In a large bowl, combine honey, pumpkin, spice and salt. Add eggs. Stir in evaporated milk. Pour into unbaked pastry shell. Bake at 400 for 15 minutes and then reduce to 325 for 30-40 minutes until an inserted knife comes out clean. Cool on rack.

 

HONEY PECAN PIE
  • 1 cup honey
  • 1 tsp vanilla extract
  • 3 eggs
  • 1/2 cup butter
  • 1/8 tsp salt
  • 1 1/2 cups chopped pecans

Combine all ingredients and then stir in pecans.

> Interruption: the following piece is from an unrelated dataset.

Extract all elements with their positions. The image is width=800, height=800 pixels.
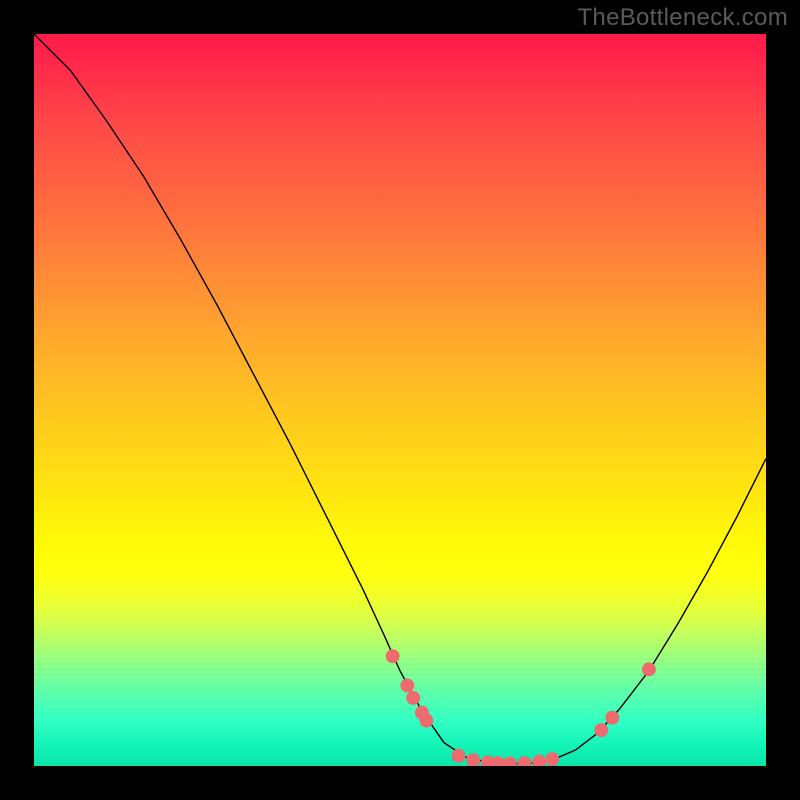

Pour into unbaked pastry shell. Bake at 350 for 30-40 minutes. Yield: one 9 inch pie

 

BIT O'HONEY CANDY
  • 1 cup Chunky Peanut Butter
  • 1 cup Honey
  • 2 cups powdered milk

Put Peanut Butter and honey in microwave for about 1 minute. Mix with powdered milk. After all ingredients are mixed together, roll mixture between sheets of waxed paper with rolling pin on cookie sheet. Remove top paper, place in refrigerator until solid. Cut into bite size pieces and store.